As you go up in ratings you get improved load-carrying abilities and a beefier tire however due to the stiffer sidewall, offering little flexibility you can sacrifice ride quality and added unsprung weight.
Personally, I am a fan of XL for most 4WD ½ ton trucks and SUV applications. Here the application is key i.e. is it your daily driver or is it used as a work truck etc?
SL – Standard load, normal body ply with regular load capacity, P metric like P255/70R17
XL – Extra load, heavier body ply with high load capacity also P metric
C ply(6) rating, heavier body ply with higher load capacity, LT metric like LT285/70R17
E ply(10) rating, heavier body ply with higher load capacity also LT metric
Gas Mileage Difference between 33 and 35” Tires
You can expect a 1 to 2 mpg difference when upgrading from 33” to 35“tires. The larger diameter, width, and circumference add to the unsprung weight which has a direct effect on fuel economy, performance, gearing, and other drivetrain components.
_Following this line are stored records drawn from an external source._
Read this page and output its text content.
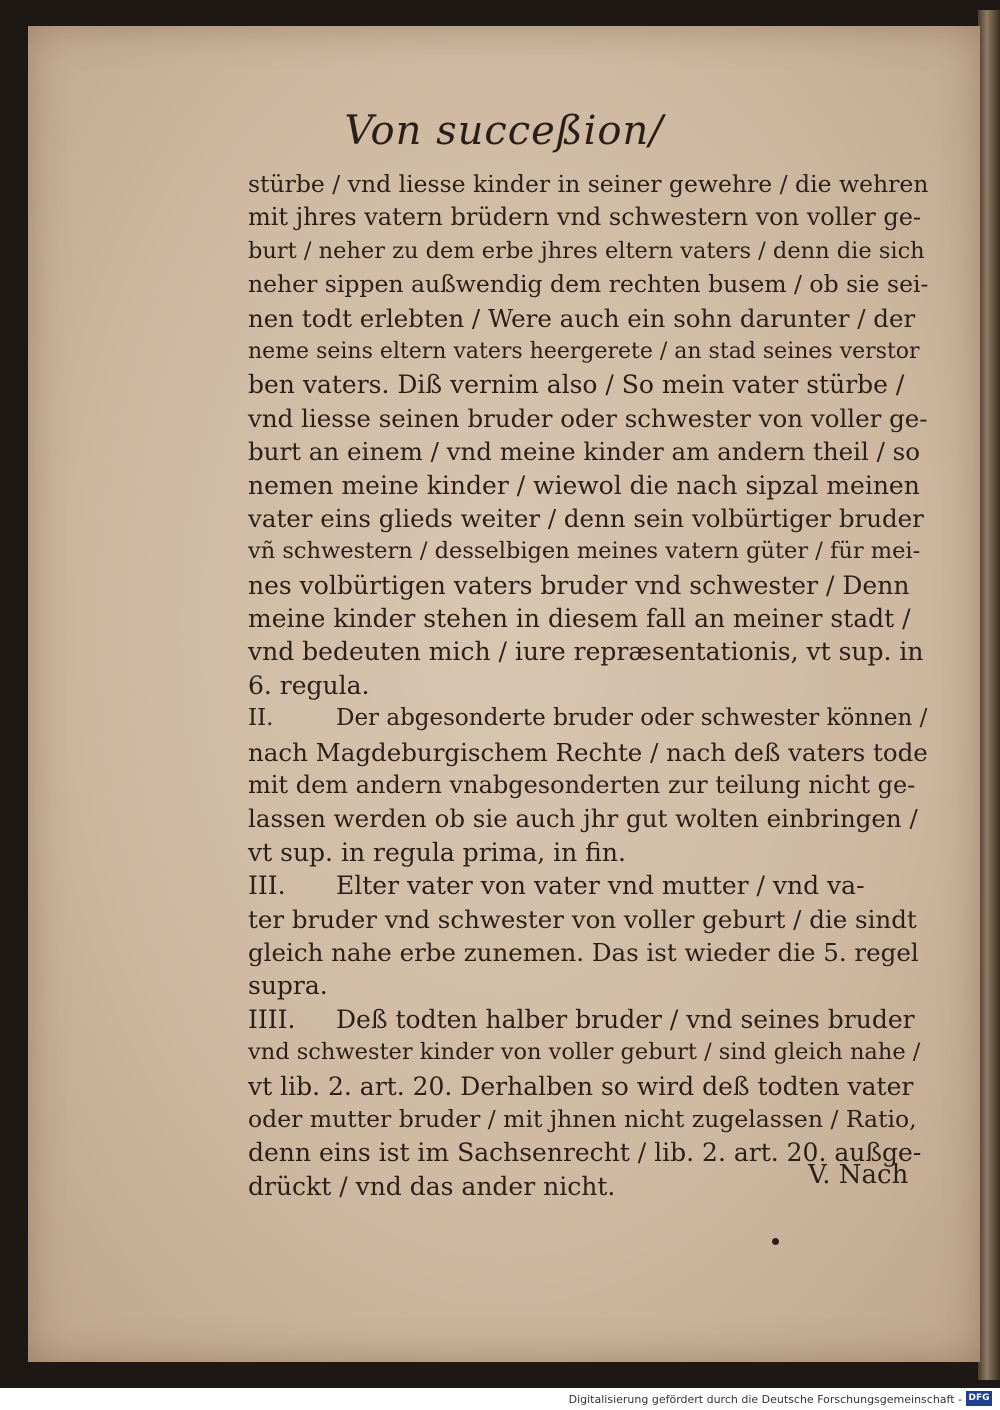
Von succeßion/
stürbe / vnd liesse kinder in seiner gewehre / die wehren
mit jhres vatern brüdern vnd schwestern von voller ge-
burt / neher zu dem erbe jhres eltern vaters / denn die sich
neher sippen außwendig dem rechten busem / ob sie sei-
nen todt erlebten / Were auch ein sohn darunter / der
neme seins eltern vaters heergerete / an stad seines verstor
ben vaters. Diß vernim also / So mein vater stürbe /
vnd liesse seinen bruder oder schwester von voller ge-
burt an einem / vnd meine kinder am andern theil / so
nemen meine kinder / wiewol die nach sipzal meinen
vater eins glieds weiter / denn sein volbürtiger bruder
vñ schwestern / desselbigen meines vatern güter / für mei-
nes volbürtigen vaters bruder vnd schwester / Denn
meine kinder stehen in diesem fall an meiner stadt /
vnd bedeuten mich / iure repræsentationis, vt sup. in
6. regula.
II.	Der abgesonderte bruder oder schwester können /
nach Magdeburgischem Rechte / nach deß vaters tode
mit dem andern vnabgesonderten zur teilung nicht ge-
lassen werden ob sie auch jhr gut wolten einbringen /
vt sup. in regula prima, in fin.
III. Elter vater von vater vnd mutter / vnd va-
ter bruder vnd schwester von voller geburt / die sindt
gleich nahe erbe zunemen. Das ist wieder die 5. regel
supra.
IIII. Deß todten halber bruder / vnd seines bruder
vnd schwester kinder von voller geburt / sind gleich nahe /
vt lib. 2. art. 20. Derhalben so wird deß todten vater
oder mutter bruder / mit jhnen nicht zugelassen / Ratio,
denn eins ist im Sachsenrecht / lib. 2. art. 20. außge-
drückt / vnd das ander nicht.	V. Nach
Digitalisierung gefördert durch die Deutsche Forschungsgemeinschaft - DFG
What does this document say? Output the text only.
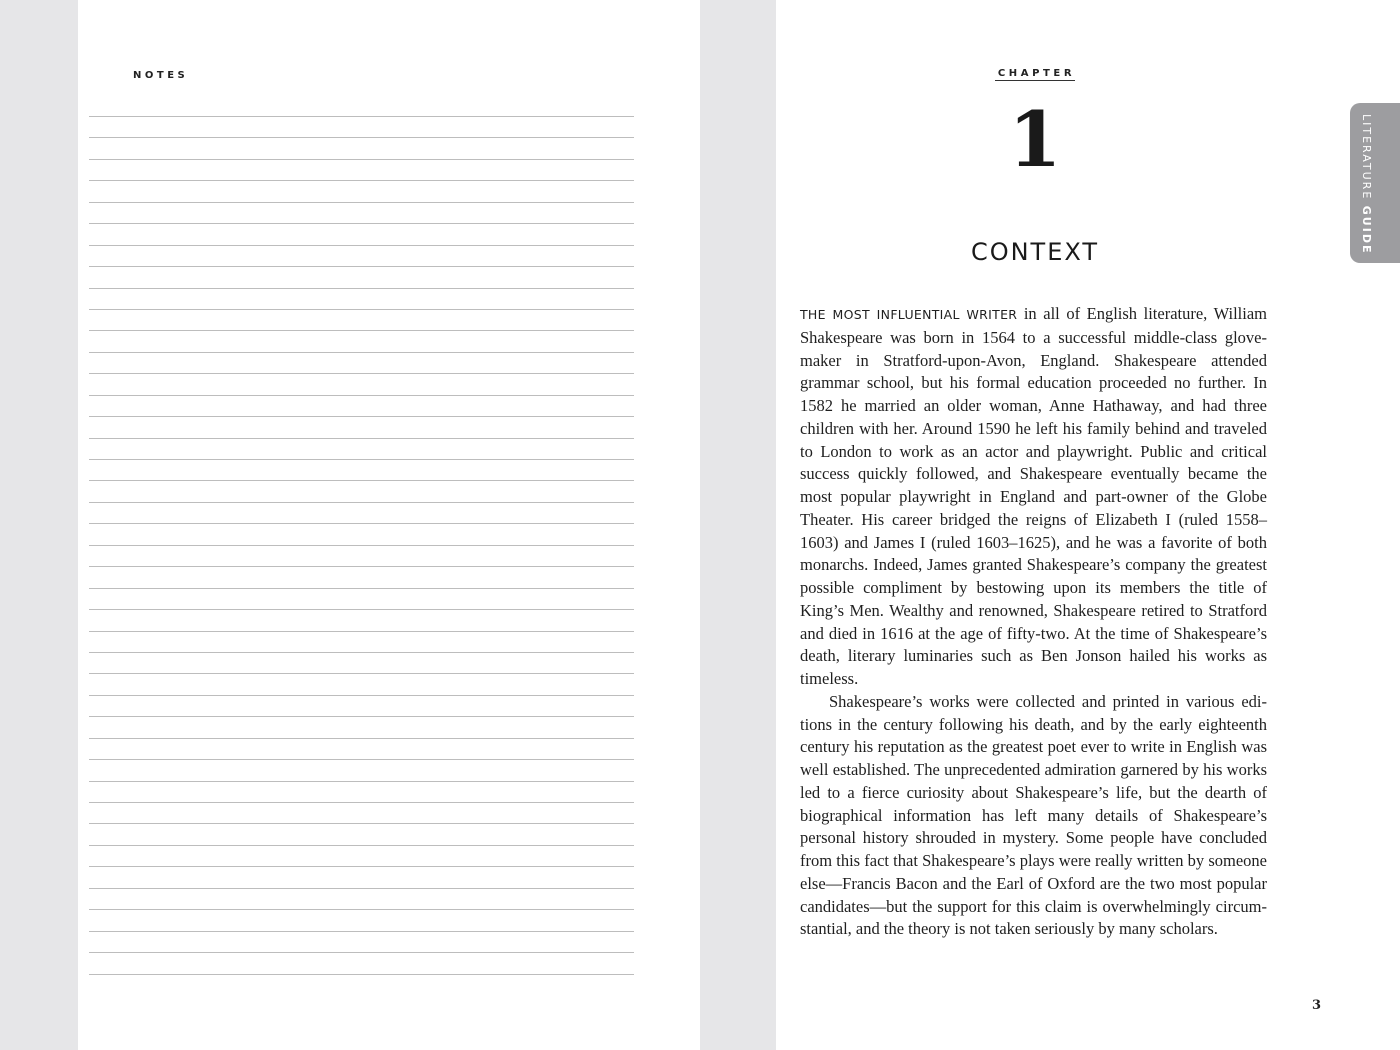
NOTES	CHAPTER
1
CONTEXT

THE MOST INFLUENTIAL WRITER in all of English literature, William Shakespeare was born in 1564 to a successful middle-class glovemaker in Stratford-upon-Avon, England. Shakespeare attended grammar school, but his formal education proceeded no further. In 1582 he married an older woman, Anne Hathaway, and had three children with her. Around 1590 he left his family behind and traveled to London to work as an actor and playwright. Public and critical success quickly followed, and Shakespeare eventually became the most popular playwright in England and part-owner of the Globe Theater. His career bridged the reigns of Elizabeth I (ruled 1558–1603) and James I (ruled 1603–1625), and he was a favorite of both monarchs. Indeed, James granted Shakespeare’s company the greatest possible compliment by bestowing upon its members the title of King’s Men. Wealthy and renowned, Shakespeare retired to Stratford and died in 1616 at the age of fifty-two. At the time of Shakespeare’s death, literary luminaries such as Ben Jonson hailed his works as timeless.

Shakespeare’s works were collected and printed in various editions in the century following his death, and by the early eighteenth century his reputation as the greatest poet ever to write in English was well established. The unprecedented admiration garnered by his works led to a fierce curiosity about Shakespeare’s life, but the dearth of biographical information has left many details of Shakespeare’s personal history shrouded in mystery. Some people have concluded from this fact that Shakespeare’s plays were really written by someone else—Francis Bacon and the Earl of Oxford are the two most popular candidates—but the support for this claim is overwhelmingly circumstantial, and the theory is not taken seriously by many scholars.

3
LITERATURE GUIDE
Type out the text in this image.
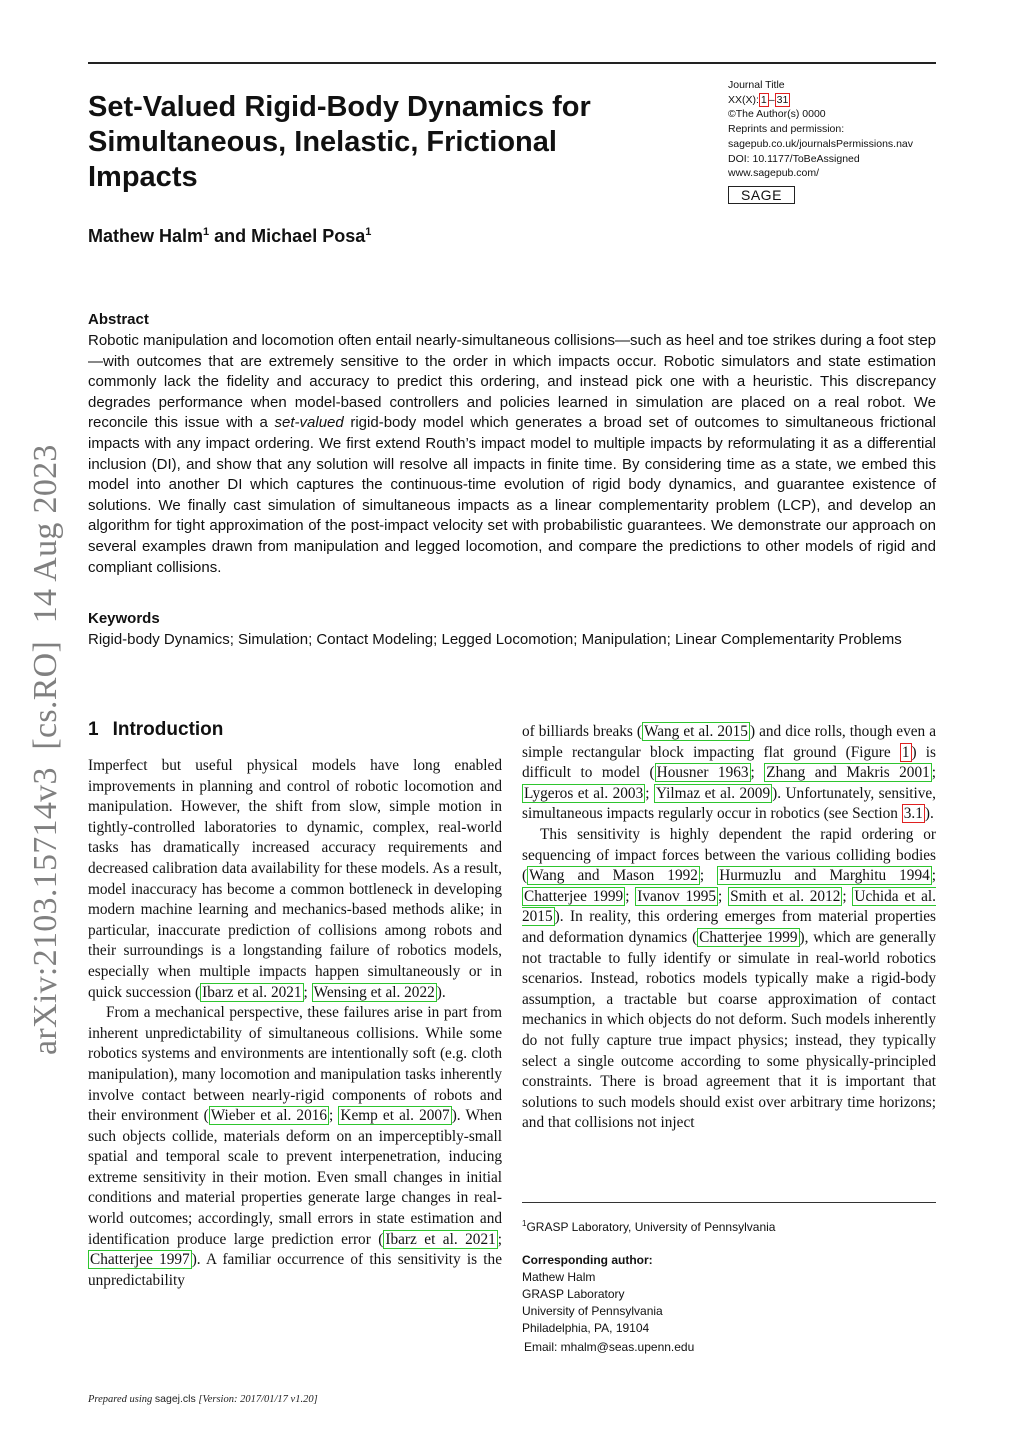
Set-Valued Rigid-Body Dynamics for Simultaneous, Inelastic, Frictional Impacts
Journal Title
XX(X): 1 – 31
©The Author(s) 0000
Reprints and permission:
sagepub.co.uk/journalsPermissions.nav
DOI: 10.1177/ToBeAssigned
www.sagepub.com/
SAGE
Mathew Halm$^1$ and Michael Posa$^1$
Abstract
Robotic manipulation and locomotion often entail nearly-simultaneous collisions—such as heel and toe strikes during a foot step—with outcomes that are extremely sensitive to the order in which impacts occur. Robotic simulators and state estimation commonly lack the fidelity and accuracy to predict this ordering, and instead pick one with a heuristic. This discrepancy degrades performance when model-based controllers and policies learned in simulation are placed on a real robot. We reconcile this issue with a set-valued rigid-body model which generates a broad set of outcomes to simultaneous frictional impacts with any impact ordering. We first extend Routh’s impact model to multiple impacts by reformulating it as a differential inclusion (DI), and show that any solution will resolve all impacts in finite time. By considering time as a state, we embed this model into another DI which captures the continuous-time evolution of rigid body dynamics, and guarantee existence of solutions. We finally cast simulation of simultaneous impacts as a linear complementarity problem (LCP), and develop an algorithm for tight approximation of the post-impact velocity set with probabilistic guarantees. We demonstrate our approach on several examples drawn from manipulation and legged locomotion, and compare the predictions to other models of rigid and compliant collisions.
Keywords
Rigid-body Dynamics; Simulation; Contact Modeling; Legged Locomotion; Manipulation; Linear Complementarity Problems
arXiv:2103.15714v3  [cs.RO]  14 Aug 2023 1 Introduction

Imperfect but useful physical models have long enabled improvements in planning and control of robotic locomotion and manipulation. However, the shift from slow, simple motion in tightly-controlled laboratories to dynamic, complex, real-world tasks has dramatically increased accuracy requirements and decreased calibration data availability for these models. As a result, model inaccuracy has become a common bottleneck in developing modern machine learning and mechanics-based methods alike; in particular, inaccurate prediction of collisions among robots and their surroundings is a longstanding failure of robotics models, especially when multiple impacts happen simultaneously or in quick succession ( Ibarz et al. 2021 ; Wensing et al. 2022 ).

From a mechanical perspective, these failures arise in part from inherent unpredictability of simultaneous collisions. While some robotics systems and environments are intentionally soft (e.g. cloth manipulation), many locomotion and manipulation tasks inherently involve contact between nearly-rigid components of robots and their environment ( Wieber et al. 2016 ; Kemp et al. 2007 ). When such objects collide, materials deform on an imperceptibly-small spatial and temporal scale to prevent interpenetration, inducing extreme sensitivity in their motion. Even small changes in initial conditions and material properties generate large changes in real-world outcomes; accordingly, small errors in state estimation and identification produce large prediction error ( Ibarz et al. 2021 ; Chatterjee 1997 ). A familiar occurrence of this sensitivity is the unpredictability

of billiards breaks ( Wang et al. 2015 ) and dice rolls, though even a simple rectangular block impacting flat ground (Figure 1 ) is difficult to model ( Housner 1963 ; Zhang and Makris 2001 ; Lygeros et al. 2003 ; Yilmaz et al. 2009 ). Unfortunately, sensitive, simultaneous impacts regularly occur in robotics (see Section 3.1 ).

This sensitivity is highly dependent the rapid ordering or sequencing of impact forces between the various colliding bodies ( Wang and Mason 1992 ; Hurmuzlu and Marghitu 1994 ; Chatterjee 1999 ; Ivanov 1995 ; Smith et al. 2012 ; Uchida et al. 2015 ). In reality, this ordering emerges from material properties and deformation dynamics ( Chatterjee 1999 ), which are generally not tractable to fully identify or simulate in real-world robotics scenarios. Instead, robotics models typically make a rigid-body assumption, a tractable but coarse approximation of contact mechanics in which objects do not deform. Such models inherently do not fully capture true impact physics; instead, they typically select a single outcome according to some physically-principled constraints. There is broad agreement that it is important that solutions to such models should exist over arbitrary time horizons; and that collisions not inject

$^1$GRASP Laboratory, University of Pennsylvania
Corresponding author:
Mathew Halm
GRASP Laboratory
University of Pennsylvania
Philadelphia, PA, 19104
Email: mhalm@seas.upenn.edu
Prepared using sagej.cls [Version: 2017/01/17 v1.20]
Users who have made the switch have reported a decrease of anything between 1-2mpg when cruising on the highway and 2-4mpg when driving in the city. Of course, the truck’s low-down torque and overall performance outputs play a major factor and figures will vary from vehicle to vehicle.
It’s not uncommon for Jeep Wrangler owners to fit 35” tires since they have SFA and plenty of options to improve wheel clearance. Of course, re-gearing is key. Once you fit 35s it is recommended to go with either the 5.13 or 4.88 gears. Even though frugal gas mileage shouldn’t really be your main concern when driving a 4WD, many JK owners report a drop of between
Difference between 35-inch and 315 Tires (Metric Vs Mm)
YES, 315 wide tires are the same as 35” tires although 315 is the tread width in millimeters and 35″ is the tire diameter. 315/70/17 is usually the accepted metric equivalent size for standard/imperial 35-inch tires.
In most cases when comparing physical differences most 35″ tires hardly crack the 34″ mark in actual tire size. If you find a tire that has both “315” and “35” measurements take a look at the load range/speed rating to determine the best fit for your application.